Second Life Treachery
If Second Life users intend to lie, do they create avatars in their own image? At the University of Nebraska, a team of researchers has conducted a study to determine whether using an avatar decreases anxiety about deceiving others.
In their study, the researchers randomly divided a group of students into liars and truth tellers. And in both groups, students were allowed to create an avatar as they saw fit.
For a comparison, the researchers had another group of students lie to one another over a text-only instant-messaging system. After they did so (anonymously), all the students filled out a survey to report their levels of anxiety.
The researchers found that the liars were more likely than the truth tellers to choose avatars that had an appearance different from themselves, and that lying avatars felt less anxiety about their deceit than did their text-only counterparts. The researchers conclude,
By selecting an avatar that is different from oneself (i.e., ”putting on a mask”), the deceiver may perceive a greater distance from their conversation partner and a reduced likelihood that the deception can be detected. Therefore, deceivers use avatars to further increase their anonymity online.

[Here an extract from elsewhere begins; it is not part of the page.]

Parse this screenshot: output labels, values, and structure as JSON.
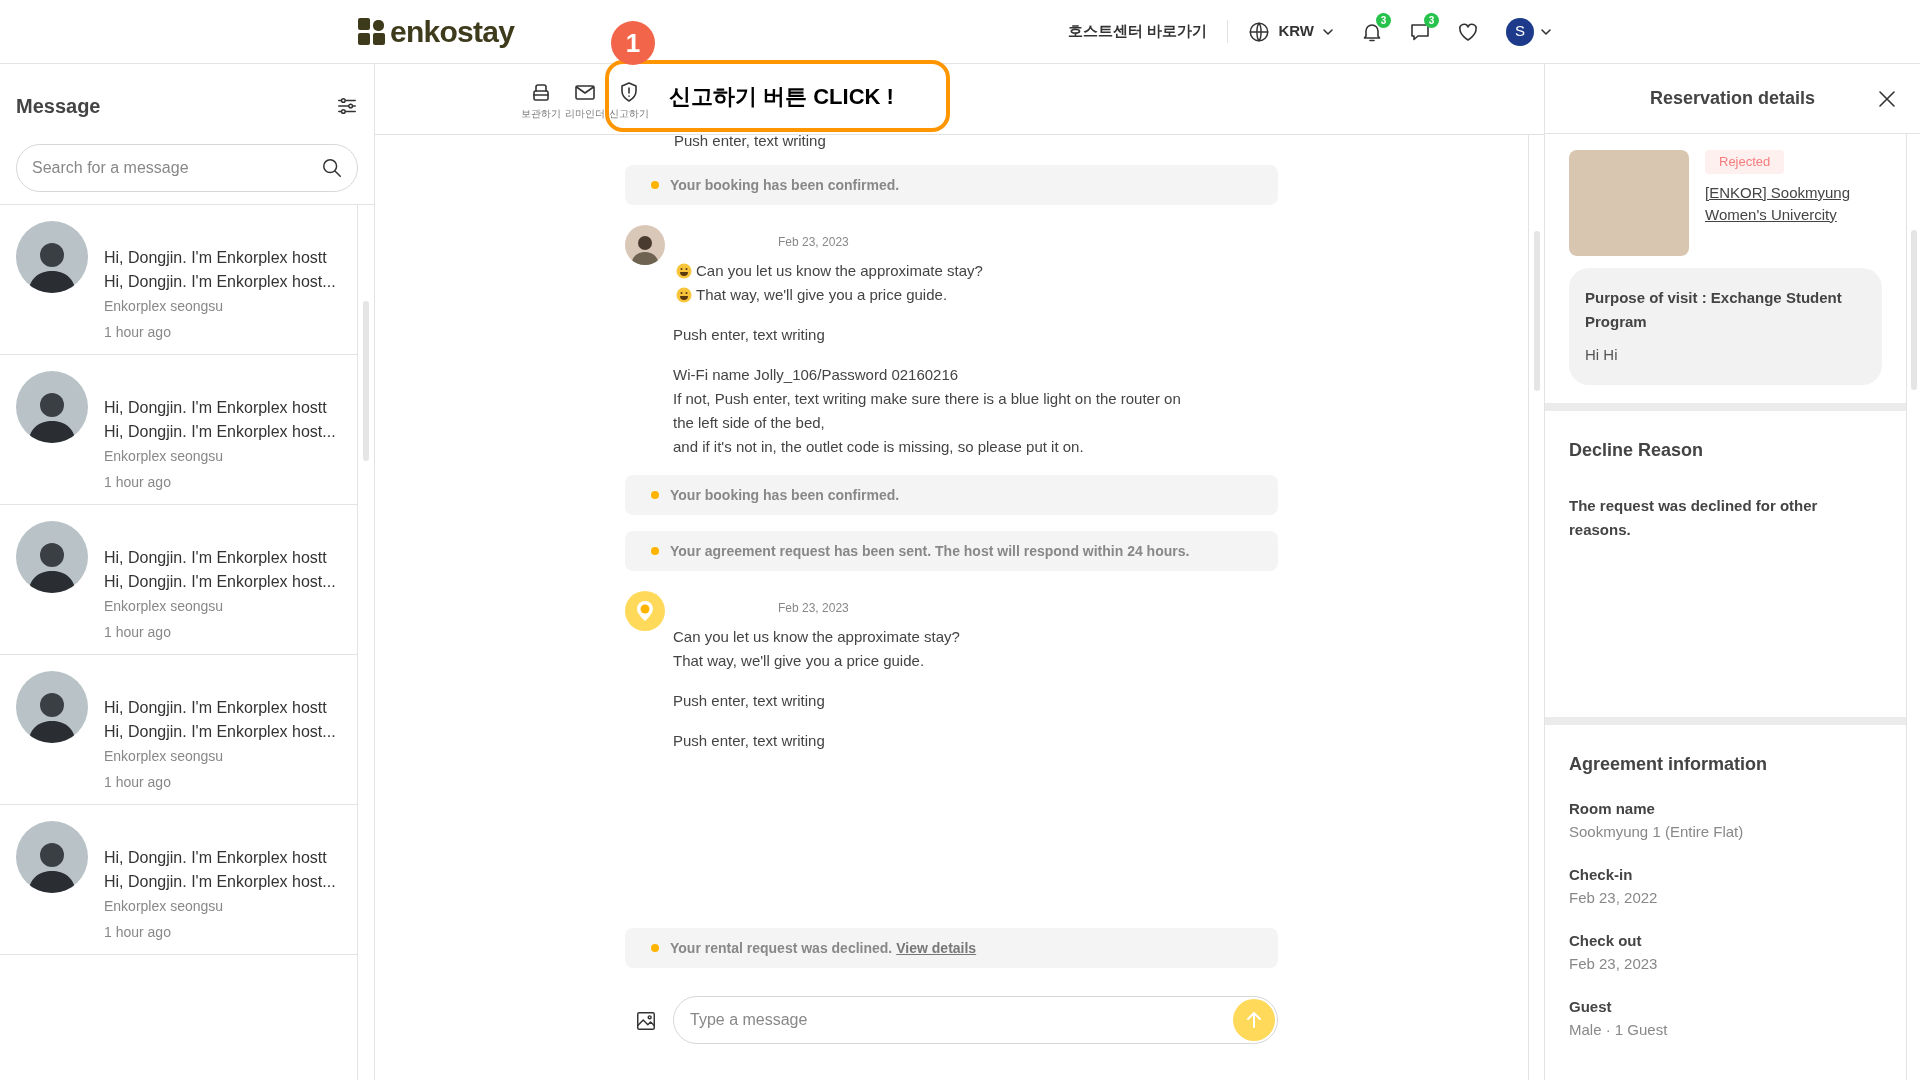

The team’s research brings to mind a point that Lawrence Lessig made in his book about the Internet Code: Version 2.0: he said it could offer users a veritable Ring of Gyges. The Ring of Gyges, you might recall, is an imaginary ring that bestows invisibility on its wearer. Plato thought up the ring as a way to test people’s sense of justice: while wearing the ring, as one of Plato’s interlocutors muses in The Republic, “no man can be of such an iron nature that he stands fast in justice.” The question, then, is whether we would do wrong if we knew we would suffer no consequences for it.
Unfortunately, the answer appears to be yes.
That a great number of vanilla people roam the virtual world naked or wildly punked out or in goth-rock chic is of no comfort to this user. I now know that they are more likely to lie to me. But then again, isn’t that part of the fantasy?